You're not mentioning any platform, so I give you an answer for Win32.
One simple way to download anything from the Internet is the URLDownloadToFile with the IBindStatusCallback parameter set to NULL. To make the function more useful, the callback interface needs to be implemented.
Try using a library, like Qt, which can read data from across a network and get data out of an xml document. This is an example of how to read an xml feed.

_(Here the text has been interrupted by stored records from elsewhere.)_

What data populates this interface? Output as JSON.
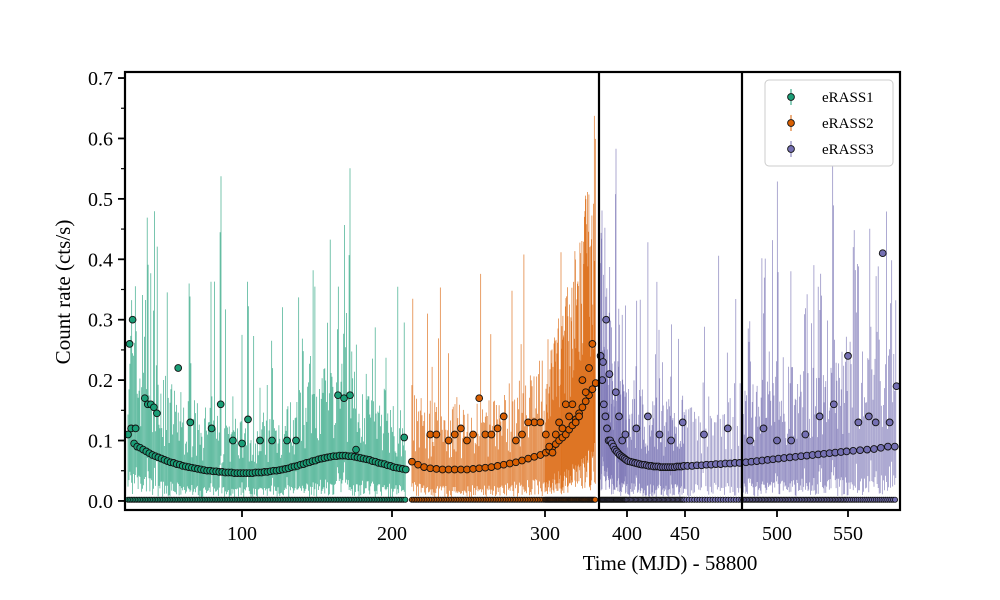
{
  "chart_data": {
    "type": "scatter",
    "title": "",
    "xlabel": "Time (MJD) - 58800",
    "ylabel": "Count rate (cts/s)",
    "xlim": [
      23,
      580
    ],
    "ylim": [
      -0.015,
      0.71
    ],
    "xticks": [
      "100",
      "200",
      "300",
      "400",
      "450",
      "500",
      "550"
    ],
    "yticks": [
      "0.0",
      "0.1",
      "0.2",
      "0.3",
      "0.4",
      "0.5",
      "0.6",
      "0.7"
    ],
    "vertical_lines": [
      365,
      474
    ],
    "legend_position": "top-right",
    "x_scale": "piecewise-linear",
    "series": [
      {
        "name": "eRASS1",
        "color": "#1b9e77",
        "x": [
          25,
          27,
          29,
          31,
          33,
          35,
          37,
          39,
          41,
          43,
          45,
          47,
          49,
          51,
          53,
          55,
          57,
          59,
          61,
          63,
          65,
          67,
          69,
          71,
          73,
          75,
          77,
          79,
          81,
          83,
          85,
          87,
          89,
          91,
          93,
          95,
          97,
          99,
          101,
          103,
          105,
          107,
          109,
          111,
          113,
          115,
          117,
          119,
          121,
          123,
          125,
          127,
          129,
          131,
          133,
          135,
          137,
          139,
          141,
          143,
          145,
          147,
          149,
          151,
          153,
          155,
          157,
          159,
          161,
          163,
          165,
          167,
          169,
          171,
          173,
          175,
          177,
          179,
          181,
          183,
          185,
          187,
          189,
          191,
          193,
          195,
          197,
          199,
          201,
          203,
          205,
          207,
          209,
          26,
          28,
          30,
          36,
          38,
          40,
          42,
          44,
          58,
          66,
          80,
          86,
          94,
          100,
          104,
          112,
          120,
          130,
          136,
          164,
          168,
          172,
          176,
          208
        ],
        "y": [
          0.11,
          0.12,
          0.095,
          0.09,
          0.088,
          0.085,
          0.082,
          0.079,
          0.076,
          0.074,
          0.072,
          0.07,
          0.068,
          0.066,
          0.064,
          0.063,
          0.061,
          0.06,
          0.058,
          0.057,
          0.056,
          0.055,
          0.054,
          0.053,
          0.052,
          0.051,
          0.05,
          0.05,
          0.049,
          0.049,
          0.048,
          0.048,
          0.047,
          0.047,
          0.047,
          0.046,
          0.046,
          0.046,
          0.046,
          0.046,
          0.046,
          0.046,
          0.047,
          0.047,
          0.047,
          0.048,
          0.048,
          0.049,
          0.05,
          0.05,
          0.051,
          0.052,
          0.053,
          0.054,
          0.056,
          0.057,
          0.058,
          0.06,
          0.061,
          0.063,
          0.064,
          0.066,
          0.067,
          0.069,
          0.07,
          0.071,
          0.072,
          0.073,
          0.074,
          0.074,
          0.075,
          0.075,
          0.075,
          0.074,
          0.074,
          0.073,
          0.072,
          0.071,
          0.07,
          0.069,
          0.068,
          0.066,
          0.065,
          0.063,
          0.062,
          0.061,
          0.059,
          0.058,
          0.056,
          0.055,
          0.054,
          0.053,
          0.052,
          0.26,
          0.3,
          0.12,
          0.17,
          0.16,
          0.16,
          0.155,
          0.145,
          0.22,
          0.13,
          0.12,
          0.16,
          0.1,
          0.095,
          0.135,
          0.1,
          0.1,
          0.1,
          0.1,
          0.175,
          0.17,
          0.175,
          0.085,
          0.105
        ]
      },
      {
        "name": "eRASS2",
        "color": "#d95f02",
        "x": [
          213,
          217,
          221,
          225,
          229,
          233,
          237,
          241,
          245,
          249,
          253,
          257,
          261,
          265,
          269,
          273,
          277,
          281,
          285,
          289,
          293,
          297,
          301,
          305,
          309,
          313,
          317,
          321,
          325,
          329,
          333,
          337,
          341,
          345,
          349,
          353,
          357,
          361,
          225,
          229,
          237,
          241,
          249,
          253,
          261,
          265,
          273,
          281,
          285,
          293,
          297,
          301,
          309,
          313,
          317,
          321,
          325,
          329,
          333,
          337,
          341,
          345,
          349,
          353,
          357,
          245,
          257,
          269,
          289,
          305
        ],
        "y": [
          0.065,
          0.06,
          0.056,
          0.054,
          0.053,
          0.052,
          0.052,
          0.052,
          0.052,
          0.052,
          0.053,
          0.054,
          0.055,
          0.056,
          0.058,
          0.06,
          0.062,
          0.064,
          0.067,
          0.07,
          0.073,
          0.076,
          0.08,
          0.084,
          0.089,
          0.094,
          0.1,
          0.105,
          0.11,
          0.118,
          0.125,
          0.135,
          0.145,
          0.155,
          0.165,
          0.175,
          0.185,
          0.195,
          0.11,
          0.11,
          0.1,
          0.11,
          0.1,
          0.11,
          0.11,
          0.11,
          0.14,
          0.1,
          0.11,
          0.13,
          0.13,
          0.11,
          0.08,
          0.11,
          0.13,
          0.12,
          0.16,
          0.14,
          0.16,
          0.13,
          0.14,
          0.2,
          0.18,
          0.22,
          0.26,
          0.12,
          0.17,
          0.12,
          0.13,
          0.09
        ]
      },
      {
        "name": "eRASS3",
        "color": "#7570b3",
        "x": [
          367,
          369,
          371,
          373,
          375,
          377,
          379,
          381,
          383,
          385,
          387,
          389,
          391,
          393,
          395,
          397,
          399,
          401,
          403,
          405,
          407,
          409,
          411,
          413,
          415,
          417,
          419,
          421,
          423,
          425,
          427,
          429,
          431,
          433,
          435,
          437,
          439,
          441,
          443,
          445,
          447,
          449,
          451,
          453,
          455,
          457,
          459,
          461,
          463,
          465,
          467,
          469,
          471,
          473,
          477,
          481,
          485,
          489,
          493,
          497,
          501,
          505,
          509,
          513,
          517,
          521,
          525,
          529,
          533,
          537,
          541,
          545,
          549,
          553,
          557,
          561,
          565,
          569,
          573,
          577,
          370,
          374,
          378,
          386,
          390,
          394,
          398,
          408,
          418,
          428,
          438,
          448,
          458,
          468,
          480,
          490,
          500,
          510,
          520,
          530,
          540,
          550,
          556,
          562,
          566,
          570,
          574,
          578
        ],
        "y": [
          0.24,
          0.2,
          0.16,
          0.14,
          0.12,
          0.1,
          0.1,
          0.095,
          0.09,
          0.085,
          0.082,
          0.079,
          0.076,
          0.074,
          0.072,
          0.07,
          0.068,
          0.066,
          0.065,
          0.064,
          0.063,
          0.062,
          0.061,
          0.06,
          0.06,
          0.059,
          0.058,
          0.058,
          0.057,
          0.057,
          0.057,
          0.056,
          0.056,
          0.056,
          0.056,
          0.056,
          0.056,
          0.056,
          0.057,
          0.057,
          0.057,
          0.058,
          0.058,
          0.058,
          0.059,
          0.059,
          0.06,
          0.06,
          0.061,
          0.061,
          0.062,
          0.062,
          0.063,
          0.063,
          0.064,
          0.065,
          0.066,
          0.067,
          0.068,
          0.069,
          0.07,
          0.071,
          0.072,
          0.073,
          0.074,
          0.075,
          0.076,
          0.077,
          0.078,
          0.079,
          0.08,
          0.081,
          0.082,
          0.083,
          0.084,
          0.085,
          0.086,
          0.088,
          0.09,
          0.09,
          0.23,
          0.3,
          0.21,
          0.18,
          0.14,
          0.1,
          0.11,
          0.12,
          0.14,
          0.11,
          0.1,
          0.13,
          0.11,
          0.12,
          0.1,
          0.12,
          0.1,
          0.1,
          0.11,
          0.14,
          0.16,
          0.24,
          0.13,
          0.14,
          0.13,
          0.41,
          0.13,
          0.19
        ]
      }
    ]
  }
}
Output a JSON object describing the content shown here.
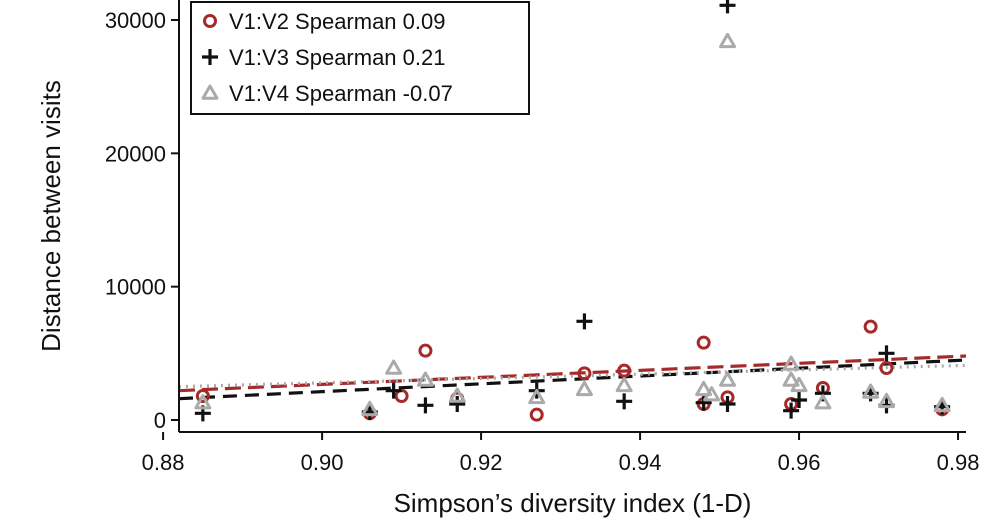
{
  "chart_data": {
    "type": "scatter",
    "xlabel": "Simpson’s diversity index (1-D)",
    "ylabel": "Distance between visits",
    "xlim": [
      0.882,
      0.981
    ],
    "ylim": [
      -900,
      31500
    ],
    "x_ticks": [
      0.88,
      0.9,
      0.92,
      0.94,
      0.96,
      0.98
    ],
    "x_tick_labels": [
      "0.88",
      "0.90",
      "0.92",
      "0.94",
      "0.96",
      "0.98"
    ],
    "y_ticks": [
      0,
      10000,
      20000,
      30000
    ],
    "y_tick_labels": [
      "0",
      "10000",
      "20000",
      "30000"
    ],
    "legend_position": "top-left",
    "series": [
      {
        "name": "V1:V2 Spearman 0.09",
        "marker": "circle",
        "color": "#a52a2a",
        "trend_style": "long-dash",
        "trend": [
          [
            0.882,
            2200
          ],
          [
            0.981,
            4800
          ]
        ],
        "points": [
          [
            0.885,
            1800
          ],
          [
            0.906,
            500
          ],
          [
            0.91,
            1800
          ],
          [
            0.913,
            5200
          ],
          [
            0.917,
            1600
          ],
          [
            0.927,
            400
          ],
          [
            0.933,
            3500
          ],
          [
            0.938,
            3700
          ],
          [
            0.948,
            5800
          ],
          [
            0.948,
            1200
          ],
          [
            0.951,
            1700
          ],
          [
            0.959,
            1200
          ],
          [
            0.963,
            2400
          ],
          [
            0.969,
            7000
          ],
          [
            0.971,
            3900
          ],
          [
            0.978,
            800
          ]
        ]
      },
      {
        "name": "V1:V3 Spearman 0.21",
        "marker": "plus",
        "color": "#111111",
        "trend_style": "dash",
        "trend": [
          [
            0.882,
            1600
          ],
          [
            0.981,
            4500
          ]
        ],
        "points": [
          [
            0.885,
            500
          ],
          [
            0.906,
            600
          ],
          [
            0.909,
            2200
          ],
          [
            0.913,
            1100
          ],
          [
            0.917,
            1200
          ],
          [
            0.927,
            2200
          ],
          [
            0.933,
            7400
          ],
          [
            0.938,
            1400
          ],
          [
            0.948,
            1300
          ],
          [
            0.951,
            31100
          ],
          [
            0.951,
            1200
          ],
          [
            0.959,
            700
          ],
          [
            0.96,
            1500
          ],
          [
            0.963,
            2000
          ],
          [
            0.969,
            2000
          ],
          [
            0.971,
            5000
          ],
          [
            0.971,
            1100
          ],
          [
            0.978,
            1000
          ]
        ]
      },
      {
        "name": "V1:V4 Spearman -0.07",
        "marker": "triangle",
        "color": "#aaaaaa",
        "trend_style": "dotted",
        "trend": [
          [
            0.882,
            2500
          ],
          [
            0.981,
            4100
          ]
        ],
        "points": [
          [
            0.885,
            1300
          ],
          [
            0.906,
            800
          ],
          [
            0.909,
            3900
          ],
          [
            0.913,
            3000
          ],
          [
            0.917,
            1800
          ],
          [
            0.927,
            1700
          ],
          [
            0.933,
            2300
          ],
          [
            0.938,
            2600
          ],
          [
            0.948,
            2300
          ],
          [
            0.949,
            1900
          ],
          [
            0.951,
            28400
          ],
          [
            0.951,
            3000
          ],
          [
            0.959,
            4200
          ],
          [
            0.959,
            3000
          ],
          [
            0.96,
            2600
          ],
          [
            0.963,
            1300
          ],
          [
            0.969,
            2100
          ],
          [
            0.971,
            1400
          ],
          [
            0.978,
            1100
          ]
        ]
      }
    ]
  }
}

You could use the ebay feed for example.
It can be done in Multiplatform QT library:
QByteArray WebpageDownloader::downloadFromUrl(const std::string& url)
{
QNetworkAccessManager manager;
QNetworkReply *response = manager.get(QNetworkRequest(QUrl(url.c_str())));
QEventLoop event;
QObject::connect(response, &QNetworkReply::finished, &event, &QEventLoop::quit);
event.exec();
return response->readAll();
}
That data can be e.g. saved to file, or transformed to std::string:
const string webpageText = downloadFromUrl(url).toStdString();
Remember that you need to add
QT += network
to QT project configuration to compile the code.